Initially, when I was invited to create this piece, we looked into some of the ways they make glass, the techniques WonderGlass’s glassmakers have access to. I really wanted to explore cast glass, which is a much more solid way of working with this medium, and was very different from the Pyrex glass I had worked with predominantly alongside Pietro Viero. I had also worked in blown glass earlier with Cassina, so I was inspired to discover a new direction.
So during this early development, I was travelling a lot to Venice to visit their glassmakers; but I was also travelling back and forth to different parts of Asia, particularly China, Korea and Japan. For some reason, the cast glass presented itself as the best way for me to digest all of the beautiful architectural qualities I encountered.

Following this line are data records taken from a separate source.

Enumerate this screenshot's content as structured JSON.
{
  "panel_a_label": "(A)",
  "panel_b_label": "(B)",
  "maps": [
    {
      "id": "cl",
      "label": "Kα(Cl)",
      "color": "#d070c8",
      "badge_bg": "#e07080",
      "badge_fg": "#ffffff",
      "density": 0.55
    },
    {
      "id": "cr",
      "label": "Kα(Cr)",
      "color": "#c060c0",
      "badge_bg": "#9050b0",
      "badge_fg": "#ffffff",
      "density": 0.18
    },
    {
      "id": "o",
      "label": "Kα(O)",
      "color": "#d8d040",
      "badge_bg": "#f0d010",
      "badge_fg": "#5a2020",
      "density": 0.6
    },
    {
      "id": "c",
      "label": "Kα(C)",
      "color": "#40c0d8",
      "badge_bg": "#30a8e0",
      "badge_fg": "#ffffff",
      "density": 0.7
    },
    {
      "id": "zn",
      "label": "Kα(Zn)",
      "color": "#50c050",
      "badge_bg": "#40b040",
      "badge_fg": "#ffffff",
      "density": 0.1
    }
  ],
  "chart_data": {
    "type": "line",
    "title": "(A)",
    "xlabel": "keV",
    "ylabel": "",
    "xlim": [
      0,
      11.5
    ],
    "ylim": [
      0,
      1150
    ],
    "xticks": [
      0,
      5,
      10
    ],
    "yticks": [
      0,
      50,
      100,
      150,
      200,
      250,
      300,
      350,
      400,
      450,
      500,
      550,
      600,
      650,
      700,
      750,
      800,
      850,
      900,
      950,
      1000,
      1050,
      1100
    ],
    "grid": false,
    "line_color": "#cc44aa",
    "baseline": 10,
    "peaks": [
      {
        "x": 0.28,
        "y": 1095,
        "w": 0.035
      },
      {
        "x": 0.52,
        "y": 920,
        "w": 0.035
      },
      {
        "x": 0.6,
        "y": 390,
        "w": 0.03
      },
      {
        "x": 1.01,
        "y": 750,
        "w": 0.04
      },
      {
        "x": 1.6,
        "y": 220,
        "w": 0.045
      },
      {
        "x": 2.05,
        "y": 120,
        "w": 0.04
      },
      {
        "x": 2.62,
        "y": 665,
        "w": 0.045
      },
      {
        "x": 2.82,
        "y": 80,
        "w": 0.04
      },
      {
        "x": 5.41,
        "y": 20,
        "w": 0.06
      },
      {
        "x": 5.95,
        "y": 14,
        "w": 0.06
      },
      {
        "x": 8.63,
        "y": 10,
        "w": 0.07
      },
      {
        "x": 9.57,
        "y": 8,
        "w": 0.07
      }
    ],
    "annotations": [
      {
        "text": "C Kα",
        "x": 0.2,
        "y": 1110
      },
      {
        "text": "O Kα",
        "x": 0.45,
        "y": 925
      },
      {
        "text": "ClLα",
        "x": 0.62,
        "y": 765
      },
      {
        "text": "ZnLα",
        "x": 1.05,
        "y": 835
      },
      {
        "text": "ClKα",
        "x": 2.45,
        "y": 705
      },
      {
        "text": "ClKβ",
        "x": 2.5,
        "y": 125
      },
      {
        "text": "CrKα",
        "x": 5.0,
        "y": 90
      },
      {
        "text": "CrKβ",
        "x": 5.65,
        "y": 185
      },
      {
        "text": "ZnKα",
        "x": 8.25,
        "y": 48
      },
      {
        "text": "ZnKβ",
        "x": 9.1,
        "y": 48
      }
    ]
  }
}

When I was in Japan, I really loved that there were these markets right near the shrines. It was a double-dip of greatness! Ultimate flea and ultimate architecture. I also visited Naoshima and was struck by this piece by Hiroshi Sugimoto, a wooden shrine with cast glass steps – an interaction between a historical artist and a contemporary artist. I loved the wrinkles in the glass when it was being poured into moulds, a bit like the skin on custard. That image always stuck with me, and I wanted to make a reference to these kinds of structures.
That was the beginning of Chain. And like the architecture I was discovering, I wanted the piece to have no joints – just interlocking sections. I remember seeing these ring-shaped moulds at WonderGlass and liked the idea of redeveloping and working the concept around an abstraction of these pieces. It had the possibility of interlocking when you cut it, creating that architectural detail of painting the edges. In the end, it was a mix of references, an abstraction of links. And that’s why, in the end, we decided to call it Chain.
The first iteration was in a very soft yellow. When we re-editioned it, Christian Mussati remembered I had been very fond of these samples where the colour was threaded through, floating and suspended. This was perfect for the re-edition because it allowed me to add that layer back in, connecting the piece back to Venice and its blue canals and green seaweeds tangling among chains and ropes.